|

Chef Gavin Kaysen Bio
With a strong desire to succeed and a true passion for food, the young charismatic 26-year old Gavin Kaysen is on a mission to produce only the best food. At such a young age, Kaysen already has accomplished much in the culinary world.
At age 16, Kaysen began working with Chef/Proprietor George Serra in Bloomington, Minnesota. He then went on to graduate with high honors from the New England Culinary Institute in Montpelier, Vermont. Soon after, Kaysen moved to Napa Valley and worked under Chef Robert Curry at Domaine Chandon. Then, Kaysen took everything and moved to Lausanne, Switzerland to work at Auberge de Lavaux, a small restaurant over looking Evain, France and the Swiss Alps. It was here that Kaysen began to learn French and large appreciation for the culture. He would make weekly trips with the Chef/Owner Jacky Vuillet to the local markets and farmers to pick up produce, cheese and fish for the restaurant. From there, he moved to London, England and took on the role as junior sous chef and the Michelin-starred L’Escargot under Marco Pierre White. He also spent his time doing stages in many Michelin-starred restaurants.
In 2002, Kaysen found his way back to the states in the search for work in an upscale restaurant with a chef that carried passion. After a long search and perfectly timed phone call, El Bizcocho turned up with Patrick Ponsaty, his new Chef. After working for Chef Ponsaty for almost two years, Chef Ponsaty passed the torch onto Gavin, which is where he is today as Chef de Cuisine.

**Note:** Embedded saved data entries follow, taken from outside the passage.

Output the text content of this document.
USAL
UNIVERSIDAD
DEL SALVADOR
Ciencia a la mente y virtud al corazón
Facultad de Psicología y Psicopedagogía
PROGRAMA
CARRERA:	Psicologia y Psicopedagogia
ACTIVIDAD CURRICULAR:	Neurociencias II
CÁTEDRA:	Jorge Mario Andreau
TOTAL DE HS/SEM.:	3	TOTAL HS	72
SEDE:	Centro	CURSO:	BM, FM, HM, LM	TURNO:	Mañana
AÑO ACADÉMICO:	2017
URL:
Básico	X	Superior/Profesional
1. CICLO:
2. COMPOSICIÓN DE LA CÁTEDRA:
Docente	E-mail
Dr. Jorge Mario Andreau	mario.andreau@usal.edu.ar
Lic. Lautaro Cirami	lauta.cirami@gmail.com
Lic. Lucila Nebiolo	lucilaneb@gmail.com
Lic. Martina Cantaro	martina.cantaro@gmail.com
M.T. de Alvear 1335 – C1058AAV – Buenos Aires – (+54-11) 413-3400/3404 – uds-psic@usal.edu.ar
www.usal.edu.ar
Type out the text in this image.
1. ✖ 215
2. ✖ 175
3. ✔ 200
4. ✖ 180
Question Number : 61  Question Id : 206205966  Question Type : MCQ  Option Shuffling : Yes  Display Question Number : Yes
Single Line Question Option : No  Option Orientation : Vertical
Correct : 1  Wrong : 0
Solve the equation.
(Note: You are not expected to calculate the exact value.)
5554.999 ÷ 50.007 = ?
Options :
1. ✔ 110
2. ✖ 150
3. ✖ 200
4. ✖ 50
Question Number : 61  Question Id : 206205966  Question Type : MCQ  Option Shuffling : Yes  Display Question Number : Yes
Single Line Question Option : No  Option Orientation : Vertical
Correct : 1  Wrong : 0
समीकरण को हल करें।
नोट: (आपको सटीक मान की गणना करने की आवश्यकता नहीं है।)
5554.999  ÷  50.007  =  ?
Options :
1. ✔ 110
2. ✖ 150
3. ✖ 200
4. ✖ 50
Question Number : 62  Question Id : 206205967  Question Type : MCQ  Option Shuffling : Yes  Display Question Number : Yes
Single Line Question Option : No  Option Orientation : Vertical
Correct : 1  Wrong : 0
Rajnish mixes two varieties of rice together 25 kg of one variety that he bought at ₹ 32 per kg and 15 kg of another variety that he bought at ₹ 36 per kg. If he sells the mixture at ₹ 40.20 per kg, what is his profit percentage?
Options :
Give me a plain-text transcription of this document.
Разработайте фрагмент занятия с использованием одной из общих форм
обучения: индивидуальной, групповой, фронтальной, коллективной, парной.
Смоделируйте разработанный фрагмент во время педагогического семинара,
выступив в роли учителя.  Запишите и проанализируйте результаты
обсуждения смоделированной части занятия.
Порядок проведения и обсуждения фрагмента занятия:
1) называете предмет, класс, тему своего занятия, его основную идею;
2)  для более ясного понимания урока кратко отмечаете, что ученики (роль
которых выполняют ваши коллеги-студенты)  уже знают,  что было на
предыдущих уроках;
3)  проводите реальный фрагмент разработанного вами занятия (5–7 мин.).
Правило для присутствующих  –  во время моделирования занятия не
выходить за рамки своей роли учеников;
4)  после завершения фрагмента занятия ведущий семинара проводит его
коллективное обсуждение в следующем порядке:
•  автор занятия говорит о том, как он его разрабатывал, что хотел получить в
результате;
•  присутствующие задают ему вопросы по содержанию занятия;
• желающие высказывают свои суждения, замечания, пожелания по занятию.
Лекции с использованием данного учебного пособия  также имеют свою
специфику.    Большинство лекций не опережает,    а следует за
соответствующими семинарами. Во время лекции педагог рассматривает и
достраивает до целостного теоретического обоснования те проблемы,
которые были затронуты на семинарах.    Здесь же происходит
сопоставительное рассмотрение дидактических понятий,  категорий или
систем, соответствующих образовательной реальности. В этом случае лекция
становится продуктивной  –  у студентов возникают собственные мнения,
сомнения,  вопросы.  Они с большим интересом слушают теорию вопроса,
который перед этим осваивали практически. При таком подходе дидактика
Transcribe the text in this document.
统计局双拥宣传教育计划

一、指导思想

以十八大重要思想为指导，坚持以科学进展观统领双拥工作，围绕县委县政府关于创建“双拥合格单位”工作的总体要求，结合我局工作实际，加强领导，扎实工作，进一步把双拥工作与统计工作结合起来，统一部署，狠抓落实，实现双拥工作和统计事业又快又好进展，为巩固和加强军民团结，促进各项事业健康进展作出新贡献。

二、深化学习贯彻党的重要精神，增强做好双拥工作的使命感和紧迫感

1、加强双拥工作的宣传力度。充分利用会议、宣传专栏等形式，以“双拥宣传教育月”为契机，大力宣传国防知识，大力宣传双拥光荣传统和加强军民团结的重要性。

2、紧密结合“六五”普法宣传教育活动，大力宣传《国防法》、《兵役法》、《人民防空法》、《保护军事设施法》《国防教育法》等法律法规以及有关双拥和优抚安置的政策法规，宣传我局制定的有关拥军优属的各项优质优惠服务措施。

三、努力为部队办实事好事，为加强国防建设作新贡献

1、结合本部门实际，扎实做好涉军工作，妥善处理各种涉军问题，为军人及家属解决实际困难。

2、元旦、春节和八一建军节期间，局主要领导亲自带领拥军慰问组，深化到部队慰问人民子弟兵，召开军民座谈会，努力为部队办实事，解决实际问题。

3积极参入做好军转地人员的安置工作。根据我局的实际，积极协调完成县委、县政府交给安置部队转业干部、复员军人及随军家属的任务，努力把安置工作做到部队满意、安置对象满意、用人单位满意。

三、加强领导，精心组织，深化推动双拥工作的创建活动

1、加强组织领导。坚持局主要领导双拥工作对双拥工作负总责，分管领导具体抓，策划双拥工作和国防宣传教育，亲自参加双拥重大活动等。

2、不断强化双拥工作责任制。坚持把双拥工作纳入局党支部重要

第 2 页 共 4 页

This past year Kaysen won the National Trophy of Cuisine and Pastry giving him the right to occupy the spotlight as representative of the United States at the International Trophy of Cuisine and Pastry in Paris, France. Kaysen finished 1st in the fish category and 2nd overall in the world. In 2004 Kaysen was named "Best Chef" of the critic’s choice in San Diego Magazine, and "Hottest Young Rising Star" by Riviera Magazine. He was named Rising Star Chef for the month of May 2006 in Restaurant Hospitality Magazine.